A policy adviser with the farming co-operative group Copa-Cogeca has withdrawn remarks made before the Joint Oireachtas Committee on Agriculture on 5 October in an interpretation given on the European Commission’s proposed nature restoration law.

It had been said by Copa’s Niall Curley that there would be a limit of 20% on peatlands that had been used for peat extraction as a proportion of drained peatlands the Commission nature restoration law.

“I had misread it at the time, and thus misinformed you, the joint committee, on the specificities of this legal proposal. For this, I humbly apologise for misleading you in my presentation and discussion, and I withdraw my remarks,” Curley wrote in a letter to committee members. Curley said in the letter that Bord na Móna could limit to 20%-25% its contribution towards restoration targets, given that the Commission estimated over 350,000ha of “wetlands” are in “bad condition”.

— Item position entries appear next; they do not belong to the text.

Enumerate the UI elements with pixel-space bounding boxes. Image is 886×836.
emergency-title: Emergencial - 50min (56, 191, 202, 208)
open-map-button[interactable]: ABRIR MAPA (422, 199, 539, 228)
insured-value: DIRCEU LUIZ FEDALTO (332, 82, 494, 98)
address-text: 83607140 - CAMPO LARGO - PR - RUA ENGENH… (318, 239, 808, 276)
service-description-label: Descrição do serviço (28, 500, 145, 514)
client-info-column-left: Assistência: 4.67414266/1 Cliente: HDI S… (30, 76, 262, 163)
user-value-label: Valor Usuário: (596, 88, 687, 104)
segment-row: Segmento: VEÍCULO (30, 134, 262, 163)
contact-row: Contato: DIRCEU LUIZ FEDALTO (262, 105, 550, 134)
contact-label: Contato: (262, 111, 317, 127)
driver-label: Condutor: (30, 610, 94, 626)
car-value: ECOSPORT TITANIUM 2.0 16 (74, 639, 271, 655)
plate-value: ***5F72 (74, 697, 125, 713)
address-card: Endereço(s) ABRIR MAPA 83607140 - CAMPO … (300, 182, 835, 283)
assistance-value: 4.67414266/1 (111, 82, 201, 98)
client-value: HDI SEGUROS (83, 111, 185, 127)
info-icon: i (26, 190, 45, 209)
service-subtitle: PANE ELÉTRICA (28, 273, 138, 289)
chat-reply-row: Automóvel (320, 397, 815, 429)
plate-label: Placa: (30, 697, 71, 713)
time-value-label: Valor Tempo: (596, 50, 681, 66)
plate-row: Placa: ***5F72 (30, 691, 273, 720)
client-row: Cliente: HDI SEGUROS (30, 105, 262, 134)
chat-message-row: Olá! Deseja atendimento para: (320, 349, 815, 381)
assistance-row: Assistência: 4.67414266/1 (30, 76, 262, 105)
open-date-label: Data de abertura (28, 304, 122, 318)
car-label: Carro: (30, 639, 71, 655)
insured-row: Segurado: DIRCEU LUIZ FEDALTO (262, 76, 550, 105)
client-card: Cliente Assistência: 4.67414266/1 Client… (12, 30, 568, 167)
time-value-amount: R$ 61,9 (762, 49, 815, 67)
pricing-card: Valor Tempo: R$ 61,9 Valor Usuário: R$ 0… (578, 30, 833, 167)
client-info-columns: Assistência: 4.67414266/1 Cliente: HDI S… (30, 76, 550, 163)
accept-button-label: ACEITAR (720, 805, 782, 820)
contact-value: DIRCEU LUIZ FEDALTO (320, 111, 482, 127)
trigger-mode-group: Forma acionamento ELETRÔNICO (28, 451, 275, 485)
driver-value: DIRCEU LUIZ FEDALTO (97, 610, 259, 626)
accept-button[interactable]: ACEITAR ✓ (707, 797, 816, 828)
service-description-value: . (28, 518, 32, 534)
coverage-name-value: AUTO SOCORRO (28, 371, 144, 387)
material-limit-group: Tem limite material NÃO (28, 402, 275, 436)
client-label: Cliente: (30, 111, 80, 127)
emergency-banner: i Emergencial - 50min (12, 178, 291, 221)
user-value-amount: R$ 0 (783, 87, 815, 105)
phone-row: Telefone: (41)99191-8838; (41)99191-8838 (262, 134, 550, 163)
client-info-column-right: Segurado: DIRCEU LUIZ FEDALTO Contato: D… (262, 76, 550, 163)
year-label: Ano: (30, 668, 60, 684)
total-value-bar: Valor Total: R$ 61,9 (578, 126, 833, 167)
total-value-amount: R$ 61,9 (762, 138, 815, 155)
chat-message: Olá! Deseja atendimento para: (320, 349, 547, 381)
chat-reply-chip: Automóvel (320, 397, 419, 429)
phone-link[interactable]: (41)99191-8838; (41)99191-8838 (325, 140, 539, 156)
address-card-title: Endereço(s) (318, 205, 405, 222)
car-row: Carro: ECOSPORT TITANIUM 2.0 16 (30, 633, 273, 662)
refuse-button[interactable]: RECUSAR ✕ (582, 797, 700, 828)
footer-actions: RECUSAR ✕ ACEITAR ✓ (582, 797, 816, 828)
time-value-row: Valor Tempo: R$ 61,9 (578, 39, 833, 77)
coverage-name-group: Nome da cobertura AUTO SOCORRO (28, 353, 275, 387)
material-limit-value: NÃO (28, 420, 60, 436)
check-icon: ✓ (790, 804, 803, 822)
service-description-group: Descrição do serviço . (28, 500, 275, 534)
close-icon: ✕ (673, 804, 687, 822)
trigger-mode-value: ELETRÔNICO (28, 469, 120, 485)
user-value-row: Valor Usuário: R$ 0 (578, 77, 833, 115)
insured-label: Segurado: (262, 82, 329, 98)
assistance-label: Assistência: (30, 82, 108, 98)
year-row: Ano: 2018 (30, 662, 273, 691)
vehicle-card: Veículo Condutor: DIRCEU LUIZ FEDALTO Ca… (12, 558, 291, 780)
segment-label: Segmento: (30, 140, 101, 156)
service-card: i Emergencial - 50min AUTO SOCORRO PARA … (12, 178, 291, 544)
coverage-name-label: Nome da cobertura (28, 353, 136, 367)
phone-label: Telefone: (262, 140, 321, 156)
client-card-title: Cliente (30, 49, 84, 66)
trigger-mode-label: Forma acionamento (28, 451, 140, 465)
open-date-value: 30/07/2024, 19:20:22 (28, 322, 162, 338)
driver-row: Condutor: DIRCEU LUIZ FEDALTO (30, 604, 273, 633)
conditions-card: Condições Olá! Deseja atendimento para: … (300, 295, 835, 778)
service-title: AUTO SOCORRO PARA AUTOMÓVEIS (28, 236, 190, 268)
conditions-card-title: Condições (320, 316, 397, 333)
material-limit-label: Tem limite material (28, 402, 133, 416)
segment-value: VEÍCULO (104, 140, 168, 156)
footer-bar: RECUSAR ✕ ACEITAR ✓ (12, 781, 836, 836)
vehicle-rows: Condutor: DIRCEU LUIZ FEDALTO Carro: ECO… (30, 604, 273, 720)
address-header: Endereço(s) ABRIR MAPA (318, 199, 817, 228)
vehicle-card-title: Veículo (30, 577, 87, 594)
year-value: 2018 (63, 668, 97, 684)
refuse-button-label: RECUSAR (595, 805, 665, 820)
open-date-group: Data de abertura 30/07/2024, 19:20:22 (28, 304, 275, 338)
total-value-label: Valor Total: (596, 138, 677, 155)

“If we simply assume that the land that Bord na Móna owns and manages is automatically under the ‘bad condition’ marker, then the Bord na Móna land actually still only covers about 20%-25% of the total targeted amount of land to be restored,” he said.

The clarification came after Ireland South MEP Mick Wallace wrote to the committee stating that Curley’s position on the contribution of drained, excavated peatlands to the rewetting targets was “not true”.

Chair of the joint committee Jackie Cahill told the Irish Farmers Journal that the law has become a priority for the committee and that Ireland should now work to build “an alliance” with other EU member states to push for more measured environmental targets.

The proposal came as a “shot out of the blue” and the committee will meet “three or four” times on it in January, Cahill said.

The proposed Nature Restoration Regulation is currently being negotiated in line with “standing legislative procedure,” a Department of Housing spokesperson told the Irish Farmers Journal.